Mahmut Arıkan'ın paylaştığı verilere göre, Ocak 2025 ile Ekim 2025 arasındaki 10 aylık dönemde, Tasarruf Mevduatı Sigorta Fonu (TMSF) bünyesindeki şirketlerden iktidar yanlısı televizyon kanallarına verilen reklam süresi tam 14 milyon 810 bin 298 saniye. Buna karşılık, muhalif olarak nitelendirilen televizyon kanallarına verilen reklam süresi sıfır. Benzer destekler gazeteler için de geçerli ve bu durum haksızlık olarak nitelendiriliyor. Arıkan, bu dağılımı "Bu taksimi kurt yapmaz, kuzulara şah olsa!" sözleriyle eleştirdi.
Muhalif basın organları, resmi ilanların kesilmesi, reklamların yönlendirilmesi veya kapatmalarla susturulmaya çalışılıyor. Medya, iktidar için bir tehlike değil, bir ayna olmalı; ancak ülkemizde bu denge bozulmuş durumda. Basının özgür olması şart, fakat 2025 Dünya Basın Özgürlüğü Endeksi'nde Türkiye 180 ülke arasında 159. sıraya gerilemiş. Adli kontroller ve ekonomik baskılar, medya özgürlüğünü yok eden temel tehditler olarak belirtiliyor.
Tutuklanan gazeteciler arasında yılların deneyimli ismi Merdan Yanardağ da var; kendisine "casusluk" suçlaması yöneltildi ve gözaltına alındığı gün TELE1 televizyonuna kayyım atandı. Gazeteciler, yayınlarının hedef gösterilmesinden veya cezalandırılmasından korktukları için kendi kendilerine sansür uygulamaya başladı. Bu, en etkili baskı yöntemlerinden biri haline geldi.
Basın kartlarının keyfi iptali veya verilmemesi, sektördeki sorunları derinleştiriyor. İktidar yanlısı olmayan medya kuruluşları, Radyo ve Televizyon Üst Kurulu'ndan (RTÜK) gelen para cezaları ve yayın durdurma kararlarıyla sindirilmeye çalışılıyor. Yandaş medya kuruluşlarında etik dışı yayınlara göz yumulurken, muhalif medyada en ufak hata bile ağır cezalarla karşılanıyor.
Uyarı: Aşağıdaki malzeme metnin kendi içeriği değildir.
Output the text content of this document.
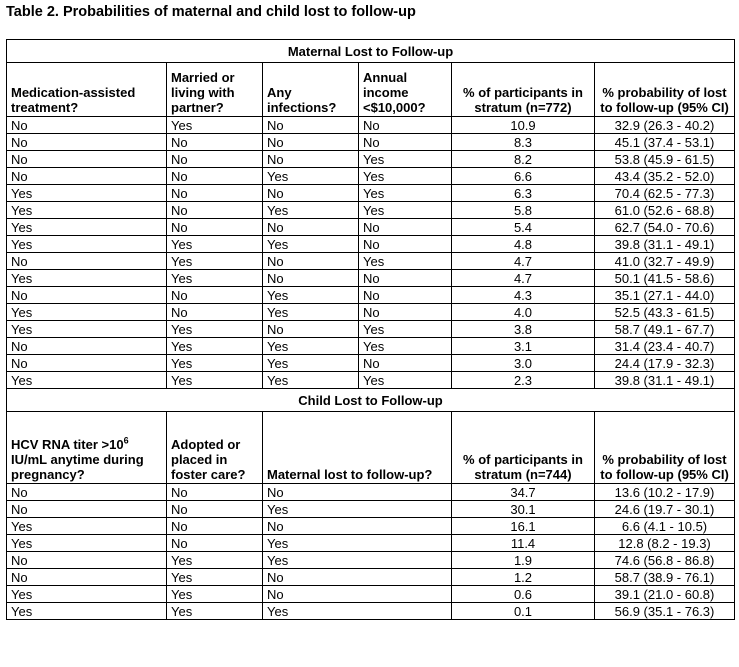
Table 2. Probabilities of maternal and child lost to follow-up
Maternal Lost to Follow-up					
Medication-assisted treatment?	Married or living with partner?	Any infections?	Annual income <$10,000?	% of participants in stratum (n=772)	% probability of lost to follow-up (95% CI)
No	Yes	No	No	10.9	32.9 (26.3 - 40.2)
No	No	No	No	8.3	45.1 (37.4 - 53.1)
No	No	No	Yes	8.2	53.8 (45.9 - 61.5)
No	No	Yes	Yes	6.6	43.4 (35.2 - 52.0)
Yes	No	No	Yes	6.3	70.4 (62.5 - 77.3)
Yes	No	Yes	Yes	5.8	61.0 (52.6 - 68.8)
Yes	No	No	No	5.4	62.7 (54.0 - 70.6)
Yes	Yes	Yes	No	4.8	39.8 (31.1 - 49.1)
No	Yes	No	Yes	4.7	41.0 (32.7 - 49.9)
Yes	Yes	No	No	4.7	50.1 (41.5 - 58.6)
No	No	Yes	No	4.3	35.1 (27.1 - 44.0)
Yes	No	Yes	No	4.0	52.5 (43.3 - 61.5)
Yes	Yes	No	Yes	3.8	58.7 (49.1 - 67.7)
No	Yes	Yes	Yes	3.1	31.4 (23.4 - 40.7)
No	Yes	Yes	No	3.0	24.4 (17.9 - 32.3)
Yes	Yes	Yes	Yes	2.3	39.8 (31.1 - 49.1)
Child Lost to Follow-up					
HCV RNA titer $>10^6$ IU/mL anytime during pregnancy?	Adopted or placed in foster care?	Maternal lost to follow-up?		% of participants in stratum (n=744)	% probability of lost to follow-up (95% CI)
No	No	No		34.7	13.6 (10.2 - 17.9)
No	No	Yes		30.1	24.6 (19.7 - 30.1)
Yes	No	No		16.1	6.6 (4.1 - 10.5)
Yes	No	Yes		11.4	12.8 (8.2 - 19.3)
No	Yes	Yes		1.9	74.6 (56.8 - 86.8)
No	Yes	No		1.2	58.7 (38.9 - 76.1)
Yes	Yes	No		0.6	39.1 (21.0 - 60.8)
Yes	Yes	Yes		0.1	56.9 (35.1 - 76.3)
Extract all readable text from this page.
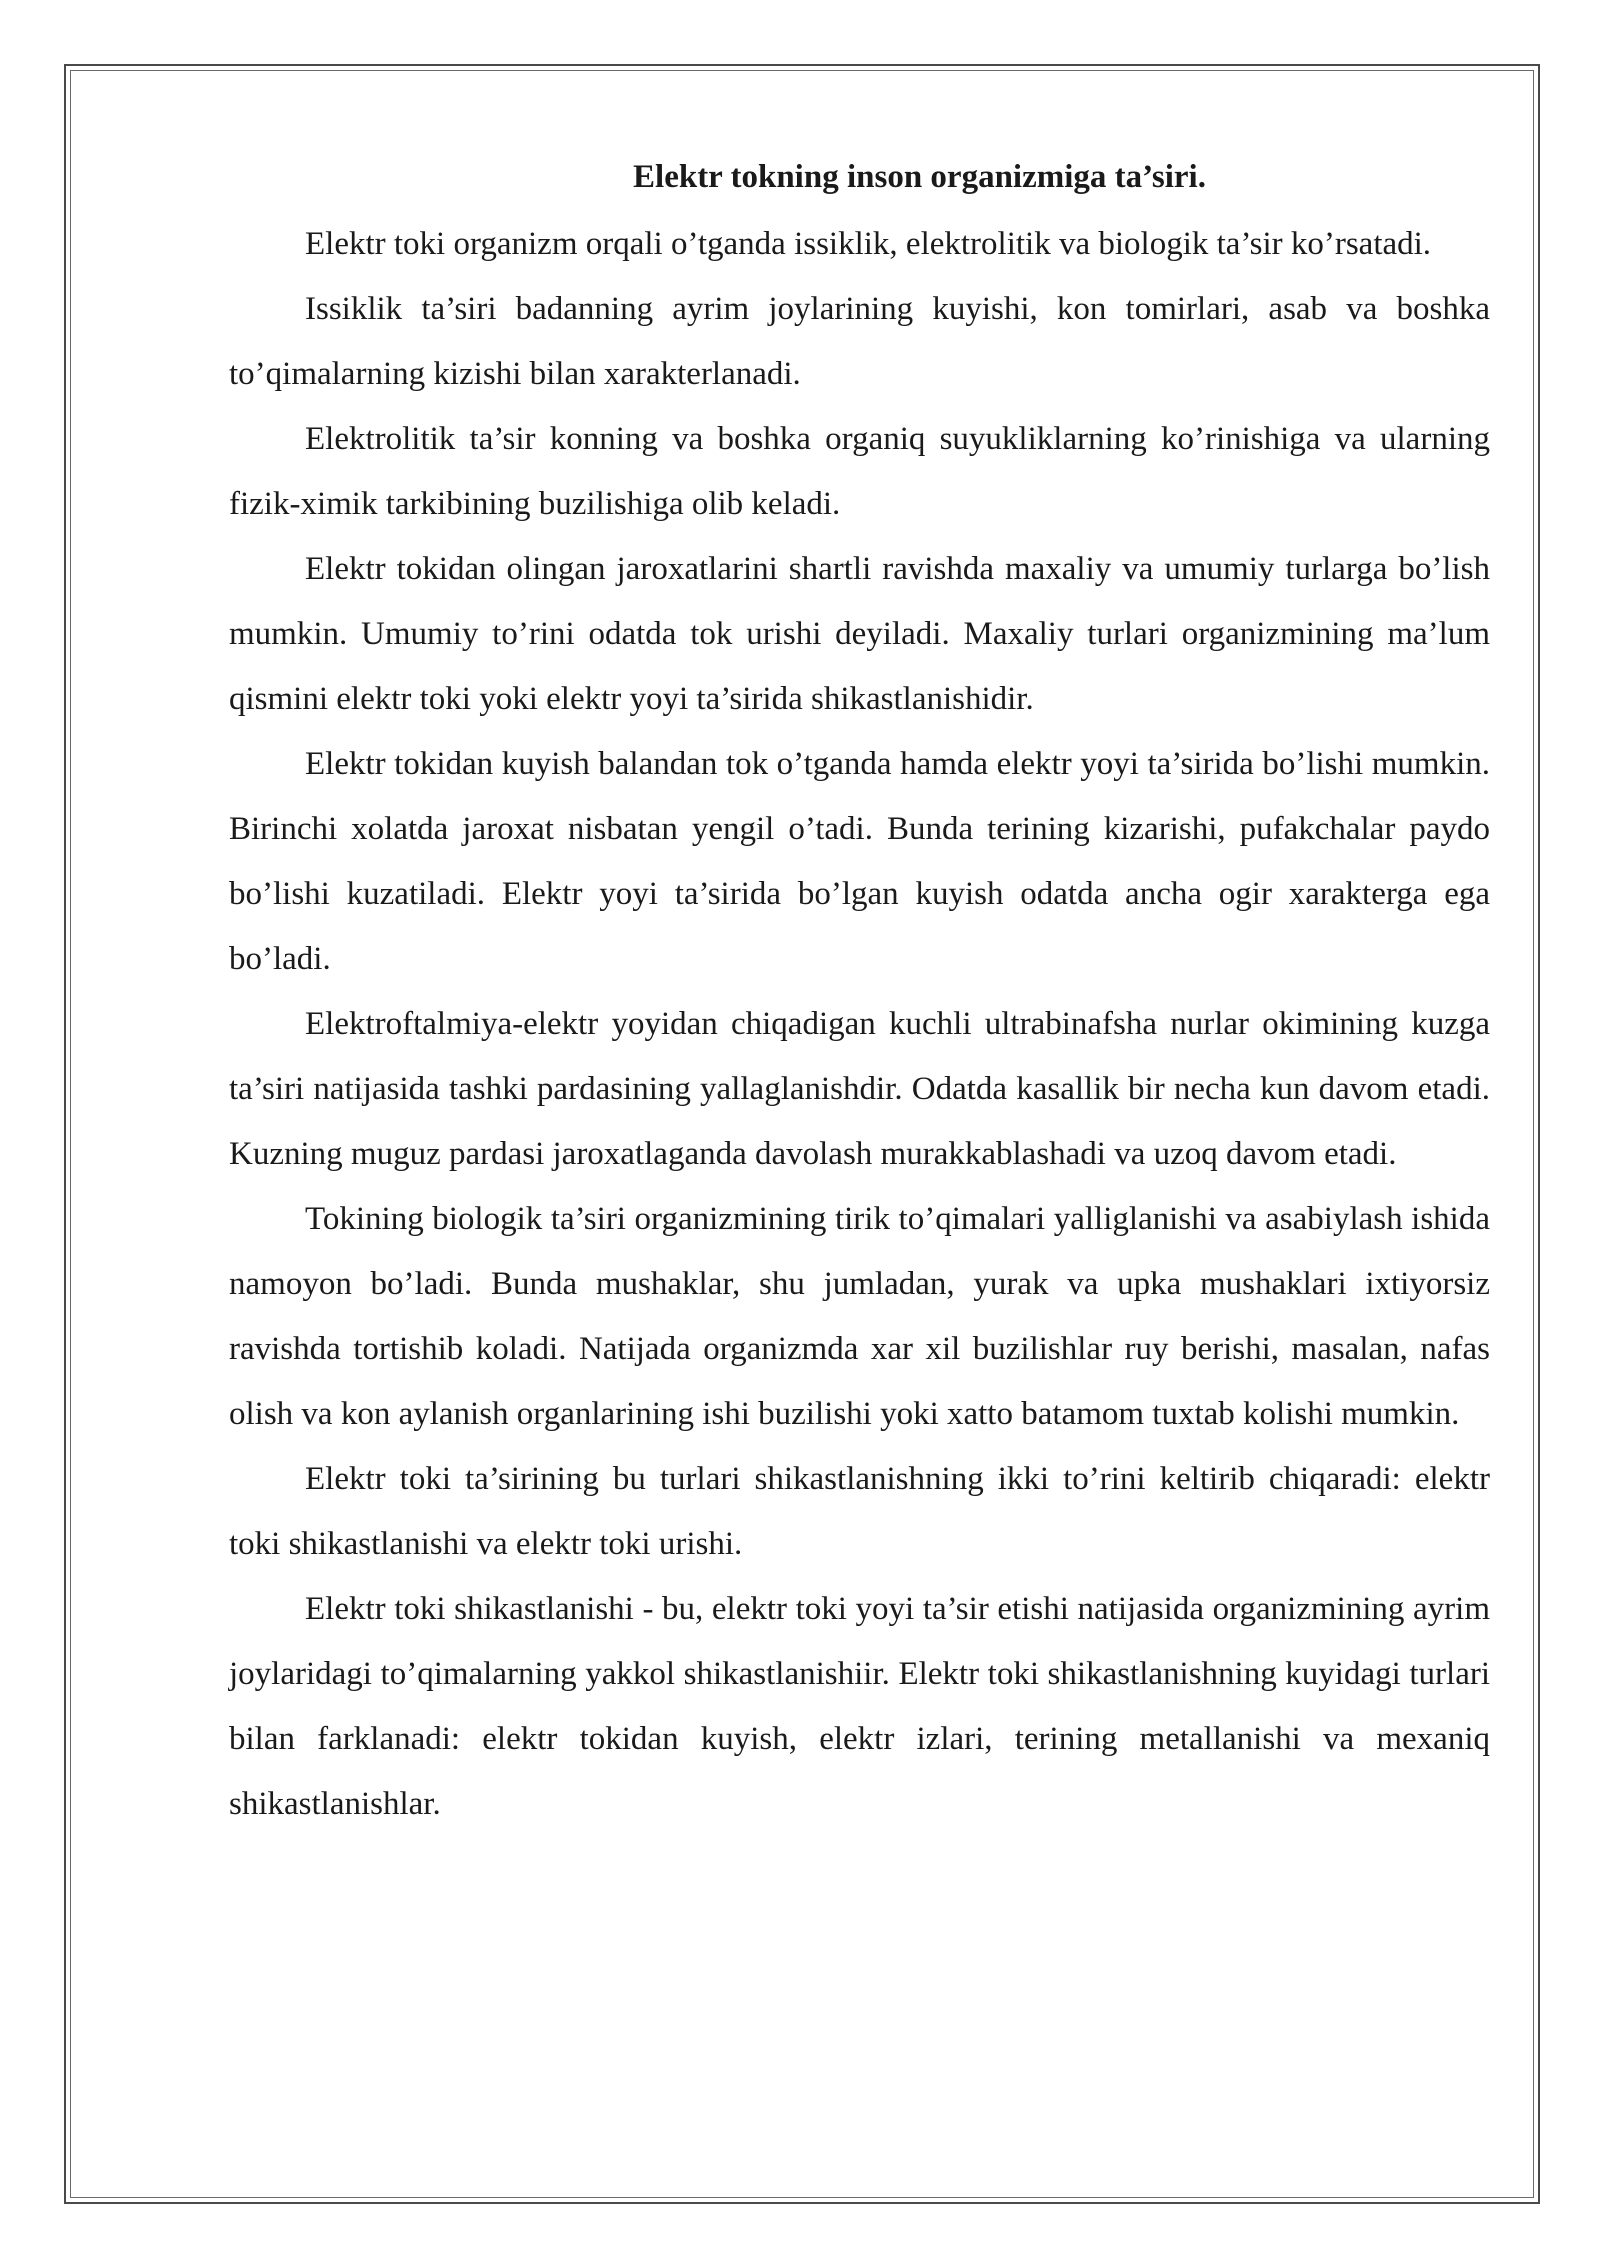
Elektr tokning inson organizmiga ta’siri.

Elektr toki organizm orqali o’tganda issiklik, elektrolitik va biologik ta’sir ko’rsatadi.

Issiklik ta’siri badanning ayrim joylarining kuyishi, kon tomirlari, asab va boshka to’qimalarning kizishi bilan xarakterlanadi.

Elektrolitik ta’sir konning va boshka organiq suyukliklarning ko’rinishiga va ularning fizik-ximik tarkibining buzilishiga olib keladi.

Elektr tokidan olingan jaroxatlarini shartli ravishda maxaliy va umumiy turlarga bo’lish mumkin. Umumiy to’rini odatda tok urishi deyiladi. Maxaliy turlari organizmining ma’lum qismini elektr toki yoki elektr yoyi ta’sirida shikastlanishidir.

Elektr tokidan kuyish balandan tok o’tganda hamda elektr yoyi ta’sirida bo’lishi mumkin. Birinchi xolatda jaroxat nisbatan yengil o’tadi. Bunda terining kizarishi, pufakchalar paydo bo’lishi kuzatiladi. Elektr yoyi ta’sirida bo’lgan kuyish odatda ancha ogir xarakterga ega bo’ladi.

Elektroftalmiya-elektr yoyidan chiqadigan kuchli ultrabinafsha nurlar okimining kuzga ta’siri natijasida tashki pardasining yallaglanishdir. Odatda kasallik bir necha kun davom etadi. Kuzning muguz pardasi jaroxatlaganda davolash murakkablashadi va uzoq davom etadi.

Tokining biologik ta’siri organizmining tirik to’qimalari yalliglanishi va asabiylash ishida namoyon bo’ladi. Bunda mushaklar, shu jumladan, yurak va upka mushaklari ixtiyorsiz ravishda tortishib koladi. Natijada organizmda xar xil buzilishlar ruy berishi, masalan, nafas olish va kon aylanish organlarining ishi buzilishi yoki xatto batamom tuxtab kolishi mumkin.

Elektr toki ta’sirining bu turlari shikastlanishning ikki to’rini keltirib chiqaradi: elektr toki shikastlanishi va elektr toki urishi.

Elektr toki shikastlanishi - bu, elektr toki yoyi ta’sir etishi natijasida organizmining ayrim joylaridagi to’qimalarning yakkol shikastlanishiir. Elektr toki shikastlanishning kuyidagi turlari bilan farklanadi: elektr tokidan kuyish, elektr izlari, terining metallanishi va mexaniq shikastlanishlar.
Mahmut Arıkan, gazetecilik faaliyetlerinin suç gibi gösterildiğini vurgulayarak, gerçeği yazmanın cezalandırılması durumunda yalanın ödüllendirileceğini belirtiyor. Bu durum, hakikatin susturulmasına yol açıyor. Türkiye'nin tarihinin en ağır ekonomik krizlerinden birini yaşadığı bu dönemde, enflasyonun TÜİK verilerine göre yüzde 33 olarak gösterilmesine rağmen, gerçek hayattaki enflasyonun çok daha yüksek olduğu biliniyor. Gazetecilerin iş ve işsizlik arasında sıkıştırılması kabul edilemez.
RTÜK Başkanı ve İletişim Başkanı'nın değişimi, baskı ikliminin fırsata dönüşmesi için bir umut kaynağı olabilir. Bu değişiklikler, özgür basının önünü açacak zihniyet dönüşümünü getirmeli. Türkiye'nin korkmadan konuşabilmesi ve farklı seslere kulak vermesi gerekiyor.
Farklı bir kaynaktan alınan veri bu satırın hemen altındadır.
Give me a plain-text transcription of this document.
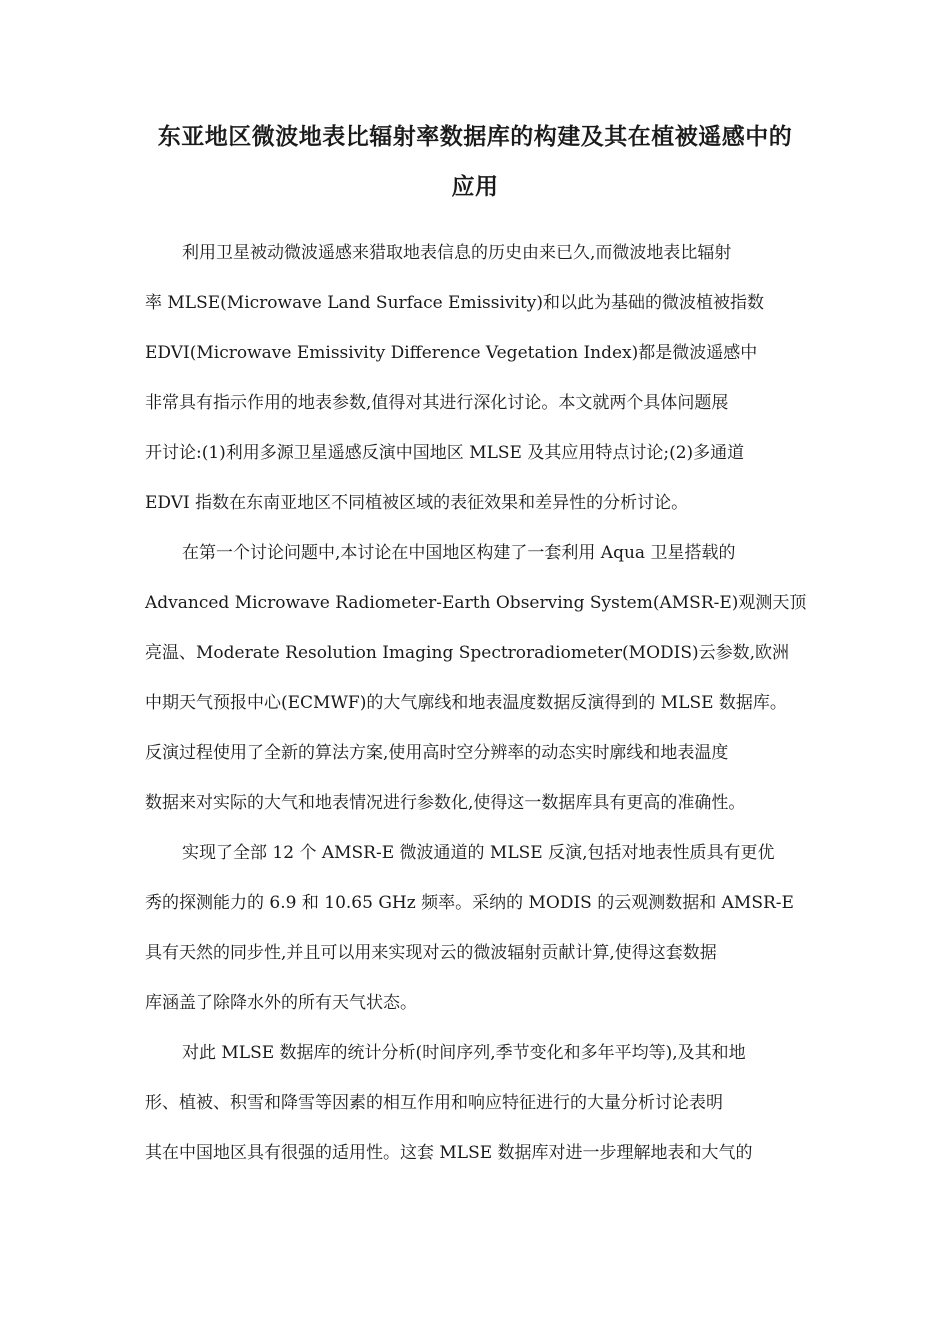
东亚地区微波地表比辐射率数据库的构建及其在植被遥感中的
应用
利用卫星被动微波遥感来猎取地表信息的历史由来已久,而微波地表比辐射
率 MLSE(Microwave Land Surface Emissivity)和以此为基础的微波植被指数
EDVI(Microwave Emissivity Difference Vegetation Index)都是微波遥感中
非常具有指示作用的地表参数,值得对其进行深化讨论。本文就两个具体问题展
开讨论:(1)利用多源卫星遥感反演中国地区 MLSE 及其应用特点讨论;(2)多通道
EDVI 指数在东南亚地区不同植被区域的表征效果和差异性的分析讨论。
在第一个讨论问题中,本讨论在中国地区构建了一套利用 Aqua 卫星搭载的
Advanced Microwave Radiometer-Earth Observing System(AMSR-E)观测天顶
亮温、Moderate Resolution Imaging Spectroradiometer(MODIS)云参数,欧洲
中期天气预报中心(ECMWF)的大气廓线和地表温度数据反演得到的 MLSE 数据库。
反演过程使用了全新的算法方案,使用高时空分辨率的动态实时廓线和地表温度
数据来对实际的大气和地表情况进行参数化,使得这一数据库具有更高的准确性。
实现了全部 12 个 AMSR-E 微波通道的 MLSE 反演,包括对地表性质具有更优
秀的探测能力的 6.9 和 10.65 GHz 频率。采纳的 MODIS 的云观测数据和 AMSR-E
具有天然的同步性,并且可以用来实现对云的微波辐射贡献计算,使得这套数据
库涵盖了除降水外的所有天气状态。
对此 MLSE 数据库的统计分析(时间序列,季节变化和多年平均等),及其和地
形、植被、积雪和降雪等因素的相互作用和响应特征进行的大量分析讨论表明
其在中国地区具有很强的适用性。这套 MLSE 数据库对进一步理解地表和大气的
Arıkan, siyasetin dilinin temizlenmesi halinde hukukun ve sokakların da temizleneceğini söylüyor. İktidara geldiklerinde, bu haksız reklam paylaşımlarının hesabını tek tek soracaklarını belirtiyor: Neye göre verildi, neye göre verilmedi, hepsi incelenecek.
Saadet Partisi Genel Başkanı, sadece basın sorunlarını dile getirmekle kalmadı; gazetecileri dinledi ve bu konuların Türkiye Büyük Millet Meclisi'nde takipçisi olacağını ekledi. Böyle bir toplantının düzenlenmesi bile büyük anlam taşıyor. SP Genel Başkan Yardımcısı Mustafa Yılmaz, gazetecilerin önerilerini ayrıntılı olarak not aldı ve bu çaba takdirle karşılandı.